Statistical matching requires that employees be approximately equal in all characteristics before comparing their wages. While regression modeling provides precise pay-equity estimates for the firm collectively, statistical matching can be more reliable for subgroups within the firm.
Consider the table below. Match Group 1 produces two employees who live in the same place, have the same education, and have very similar experience and IQs. The non-Black employee earns $95,000 per year compared to $50,000 per year for the Black employee—a wage gap of $45,000 per year. We see similar wage gaps in Match Group 2 and Match Group 3.

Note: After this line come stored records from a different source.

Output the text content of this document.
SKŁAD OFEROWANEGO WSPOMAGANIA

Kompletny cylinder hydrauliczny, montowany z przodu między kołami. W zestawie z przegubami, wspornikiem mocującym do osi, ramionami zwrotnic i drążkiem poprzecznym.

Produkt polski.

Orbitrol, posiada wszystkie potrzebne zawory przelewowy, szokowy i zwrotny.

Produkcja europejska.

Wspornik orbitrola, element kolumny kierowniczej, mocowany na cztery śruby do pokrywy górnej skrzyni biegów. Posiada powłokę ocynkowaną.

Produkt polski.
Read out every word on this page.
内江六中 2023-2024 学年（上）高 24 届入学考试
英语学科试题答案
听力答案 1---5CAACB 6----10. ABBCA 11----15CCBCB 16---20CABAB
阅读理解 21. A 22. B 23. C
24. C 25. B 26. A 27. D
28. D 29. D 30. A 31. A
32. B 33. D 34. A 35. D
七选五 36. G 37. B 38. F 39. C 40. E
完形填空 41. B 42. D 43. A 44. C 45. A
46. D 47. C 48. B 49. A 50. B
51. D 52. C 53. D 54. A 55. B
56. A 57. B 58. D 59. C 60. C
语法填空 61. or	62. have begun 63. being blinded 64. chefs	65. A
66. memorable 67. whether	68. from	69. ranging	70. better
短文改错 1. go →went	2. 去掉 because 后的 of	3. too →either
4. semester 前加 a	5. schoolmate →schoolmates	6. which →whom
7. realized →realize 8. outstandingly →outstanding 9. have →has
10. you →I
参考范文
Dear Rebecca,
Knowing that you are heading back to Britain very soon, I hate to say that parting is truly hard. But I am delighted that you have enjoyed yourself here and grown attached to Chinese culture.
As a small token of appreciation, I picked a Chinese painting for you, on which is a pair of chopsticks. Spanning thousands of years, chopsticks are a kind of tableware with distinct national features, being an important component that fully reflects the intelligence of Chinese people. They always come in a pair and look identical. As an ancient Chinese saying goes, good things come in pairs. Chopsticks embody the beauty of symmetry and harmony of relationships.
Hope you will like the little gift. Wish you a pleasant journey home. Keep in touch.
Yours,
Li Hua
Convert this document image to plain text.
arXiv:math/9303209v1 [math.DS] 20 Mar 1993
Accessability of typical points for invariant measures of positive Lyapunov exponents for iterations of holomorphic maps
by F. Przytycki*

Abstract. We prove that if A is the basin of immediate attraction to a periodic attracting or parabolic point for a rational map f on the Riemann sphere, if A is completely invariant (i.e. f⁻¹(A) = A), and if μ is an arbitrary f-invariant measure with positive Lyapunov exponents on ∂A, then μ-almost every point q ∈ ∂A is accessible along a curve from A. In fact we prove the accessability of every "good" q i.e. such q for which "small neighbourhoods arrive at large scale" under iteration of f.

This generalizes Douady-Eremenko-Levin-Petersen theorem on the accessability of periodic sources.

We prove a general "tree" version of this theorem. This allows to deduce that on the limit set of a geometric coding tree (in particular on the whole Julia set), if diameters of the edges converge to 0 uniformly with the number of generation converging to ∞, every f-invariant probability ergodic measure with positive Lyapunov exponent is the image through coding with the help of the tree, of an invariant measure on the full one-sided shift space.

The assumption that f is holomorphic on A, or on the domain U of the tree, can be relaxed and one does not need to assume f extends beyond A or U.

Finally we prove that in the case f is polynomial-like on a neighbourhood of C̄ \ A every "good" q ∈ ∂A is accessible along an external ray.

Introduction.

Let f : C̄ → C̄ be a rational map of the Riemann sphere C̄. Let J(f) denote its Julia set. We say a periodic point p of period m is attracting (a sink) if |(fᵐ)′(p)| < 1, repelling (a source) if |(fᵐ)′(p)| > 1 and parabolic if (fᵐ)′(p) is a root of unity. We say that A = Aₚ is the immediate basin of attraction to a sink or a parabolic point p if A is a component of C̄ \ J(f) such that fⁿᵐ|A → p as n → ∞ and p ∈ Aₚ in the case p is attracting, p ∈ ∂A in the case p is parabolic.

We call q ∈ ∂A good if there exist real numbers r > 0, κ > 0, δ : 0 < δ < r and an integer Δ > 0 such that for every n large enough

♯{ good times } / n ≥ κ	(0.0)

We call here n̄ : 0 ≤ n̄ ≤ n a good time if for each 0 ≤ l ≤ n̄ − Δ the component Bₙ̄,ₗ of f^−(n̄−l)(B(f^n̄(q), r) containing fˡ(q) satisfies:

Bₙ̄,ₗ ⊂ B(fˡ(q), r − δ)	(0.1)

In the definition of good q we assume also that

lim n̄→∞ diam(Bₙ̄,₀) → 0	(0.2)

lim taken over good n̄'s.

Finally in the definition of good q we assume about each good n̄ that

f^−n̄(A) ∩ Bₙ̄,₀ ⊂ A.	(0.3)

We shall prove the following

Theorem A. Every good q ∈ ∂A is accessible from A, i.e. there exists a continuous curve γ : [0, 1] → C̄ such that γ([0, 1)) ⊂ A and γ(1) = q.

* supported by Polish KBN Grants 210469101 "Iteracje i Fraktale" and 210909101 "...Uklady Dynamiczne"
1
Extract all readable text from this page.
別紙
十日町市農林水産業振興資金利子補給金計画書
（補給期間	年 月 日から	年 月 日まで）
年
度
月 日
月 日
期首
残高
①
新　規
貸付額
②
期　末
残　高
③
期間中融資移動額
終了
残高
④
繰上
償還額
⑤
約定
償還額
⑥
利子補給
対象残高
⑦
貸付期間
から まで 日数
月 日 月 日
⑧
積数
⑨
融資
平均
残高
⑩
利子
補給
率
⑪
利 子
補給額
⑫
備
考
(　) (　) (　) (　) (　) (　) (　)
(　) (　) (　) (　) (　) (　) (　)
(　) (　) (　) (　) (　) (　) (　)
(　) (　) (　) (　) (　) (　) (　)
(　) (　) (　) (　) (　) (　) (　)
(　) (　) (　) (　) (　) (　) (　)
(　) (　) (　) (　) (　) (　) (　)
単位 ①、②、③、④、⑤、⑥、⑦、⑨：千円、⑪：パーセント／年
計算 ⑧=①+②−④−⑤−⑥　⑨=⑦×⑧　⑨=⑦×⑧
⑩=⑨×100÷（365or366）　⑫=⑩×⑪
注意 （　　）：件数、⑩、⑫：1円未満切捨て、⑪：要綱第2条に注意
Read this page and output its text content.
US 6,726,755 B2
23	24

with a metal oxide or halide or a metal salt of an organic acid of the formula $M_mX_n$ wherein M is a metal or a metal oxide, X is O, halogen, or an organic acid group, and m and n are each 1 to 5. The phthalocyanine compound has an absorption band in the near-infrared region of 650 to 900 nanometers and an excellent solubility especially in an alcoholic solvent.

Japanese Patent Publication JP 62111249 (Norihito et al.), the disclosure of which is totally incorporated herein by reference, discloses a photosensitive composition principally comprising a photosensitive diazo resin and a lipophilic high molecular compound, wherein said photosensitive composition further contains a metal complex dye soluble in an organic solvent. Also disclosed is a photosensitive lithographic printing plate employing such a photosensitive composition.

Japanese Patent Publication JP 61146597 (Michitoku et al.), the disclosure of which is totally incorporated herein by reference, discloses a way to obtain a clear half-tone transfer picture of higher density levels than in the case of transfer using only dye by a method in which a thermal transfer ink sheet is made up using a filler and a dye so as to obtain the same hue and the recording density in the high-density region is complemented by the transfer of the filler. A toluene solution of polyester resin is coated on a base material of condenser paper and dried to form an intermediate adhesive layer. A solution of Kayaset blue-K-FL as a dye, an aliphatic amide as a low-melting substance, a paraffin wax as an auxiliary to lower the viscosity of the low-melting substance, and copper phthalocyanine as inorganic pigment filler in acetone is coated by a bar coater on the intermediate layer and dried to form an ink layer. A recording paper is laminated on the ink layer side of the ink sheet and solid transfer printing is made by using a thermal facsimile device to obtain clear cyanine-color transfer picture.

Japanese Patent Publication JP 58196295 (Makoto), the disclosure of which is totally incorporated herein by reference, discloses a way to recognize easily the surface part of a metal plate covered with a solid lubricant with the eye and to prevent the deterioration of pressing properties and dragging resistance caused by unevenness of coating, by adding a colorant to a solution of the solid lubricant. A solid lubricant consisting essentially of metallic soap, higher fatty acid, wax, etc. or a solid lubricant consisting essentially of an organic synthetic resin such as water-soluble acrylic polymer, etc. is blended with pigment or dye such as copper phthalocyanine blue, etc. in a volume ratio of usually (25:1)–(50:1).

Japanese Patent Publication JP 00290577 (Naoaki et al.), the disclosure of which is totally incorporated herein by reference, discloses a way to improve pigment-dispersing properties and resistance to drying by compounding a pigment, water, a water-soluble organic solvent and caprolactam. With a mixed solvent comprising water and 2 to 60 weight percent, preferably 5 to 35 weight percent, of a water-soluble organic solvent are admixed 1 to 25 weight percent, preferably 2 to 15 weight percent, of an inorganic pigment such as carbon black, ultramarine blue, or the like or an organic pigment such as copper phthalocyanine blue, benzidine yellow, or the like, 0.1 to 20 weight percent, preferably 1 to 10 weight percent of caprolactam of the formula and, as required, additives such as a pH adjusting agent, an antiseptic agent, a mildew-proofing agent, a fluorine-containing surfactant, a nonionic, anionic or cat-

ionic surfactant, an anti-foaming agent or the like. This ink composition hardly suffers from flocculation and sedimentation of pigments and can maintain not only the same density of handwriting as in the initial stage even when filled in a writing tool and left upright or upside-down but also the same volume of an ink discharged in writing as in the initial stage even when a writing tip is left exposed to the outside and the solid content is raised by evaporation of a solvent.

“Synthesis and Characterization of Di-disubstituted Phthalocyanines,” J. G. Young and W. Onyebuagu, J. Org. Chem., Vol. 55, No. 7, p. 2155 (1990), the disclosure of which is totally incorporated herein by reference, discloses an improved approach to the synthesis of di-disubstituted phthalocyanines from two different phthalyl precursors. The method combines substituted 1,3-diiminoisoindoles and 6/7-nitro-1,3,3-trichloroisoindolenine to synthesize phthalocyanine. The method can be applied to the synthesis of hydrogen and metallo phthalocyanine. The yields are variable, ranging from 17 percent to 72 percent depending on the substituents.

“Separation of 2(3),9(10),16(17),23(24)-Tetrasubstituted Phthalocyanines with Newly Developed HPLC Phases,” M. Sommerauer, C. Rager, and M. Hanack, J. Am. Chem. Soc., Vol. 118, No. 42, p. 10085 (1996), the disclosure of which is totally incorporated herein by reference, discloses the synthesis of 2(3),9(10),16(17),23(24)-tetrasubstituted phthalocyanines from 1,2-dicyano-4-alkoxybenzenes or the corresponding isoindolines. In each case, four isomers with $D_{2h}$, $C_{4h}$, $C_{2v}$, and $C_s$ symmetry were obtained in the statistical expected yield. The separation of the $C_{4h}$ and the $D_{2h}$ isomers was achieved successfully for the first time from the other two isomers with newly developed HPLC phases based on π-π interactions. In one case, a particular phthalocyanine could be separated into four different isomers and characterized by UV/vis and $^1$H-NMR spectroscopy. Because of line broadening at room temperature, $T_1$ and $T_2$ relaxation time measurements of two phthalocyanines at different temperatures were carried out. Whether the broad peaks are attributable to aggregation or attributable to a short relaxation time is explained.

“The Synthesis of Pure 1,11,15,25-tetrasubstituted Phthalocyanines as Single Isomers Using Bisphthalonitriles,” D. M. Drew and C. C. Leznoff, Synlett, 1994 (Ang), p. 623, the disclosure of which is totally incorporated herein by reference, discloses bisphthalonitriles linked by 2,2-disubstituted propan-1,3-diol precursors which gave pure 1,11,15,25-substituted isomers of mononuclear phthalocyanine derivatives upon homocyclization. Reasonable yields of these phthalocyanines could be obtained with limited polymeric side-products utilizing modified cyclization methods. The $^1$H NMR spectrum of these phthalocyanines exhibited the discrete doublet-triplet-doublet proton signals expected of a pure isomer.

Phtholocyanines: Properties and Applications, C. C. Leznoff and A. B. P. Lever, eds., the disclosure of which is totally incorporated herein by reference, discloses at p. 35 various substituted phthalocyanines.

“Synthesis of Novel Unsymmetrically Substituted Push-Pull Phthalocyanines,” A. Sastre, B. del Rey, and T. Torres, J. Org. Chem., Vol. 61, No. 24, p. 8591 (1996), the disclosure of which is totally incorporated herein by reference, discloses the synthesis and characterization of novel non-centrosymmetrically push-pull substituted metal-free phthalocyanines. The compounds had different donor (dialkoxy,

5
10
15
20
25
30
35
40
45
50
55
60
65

|Match Group||Employee #||Race||Wage (in thousands of dollars per year)||Location||Education||Experience||IQ|
|1||1||Non-Black||95||North||11 years||13 years||86|
|1||2||Black||50||North||11 years||11 years||74|
|2||3||Non-Black||121||South||12 years||6 years||95|
|2||4||Black||63||South||12 years||6 years||93|
|2||5||Black||64||South||12 years||7 years||96|
|3||6||Black||35||South||12 years||7 years||84|
|3||7||Non-Black||50||South||12 years||6 years||88|
|3||8||Non-Black||86||South||12 years||6 years||89|
The combination of regression modeling, predictive analytics, and statistical matching ensures that we approach pay-equity analyses from every angle. Our findings represent comprehensive, statistically justified, and industry-current estimates of pay equity, and our analyses can be customized and extended to meet the needs of specific clients and their data. Here at Summit, we prioritize diversity, equity, and inclusion in our work and in how we treat our employees. Exploring and identifying potential sources of pay inequity is not only good for business, it’s the right thing to do. We are proud to have done this work for our clients and our own company and look forward to sharing our expertise with others.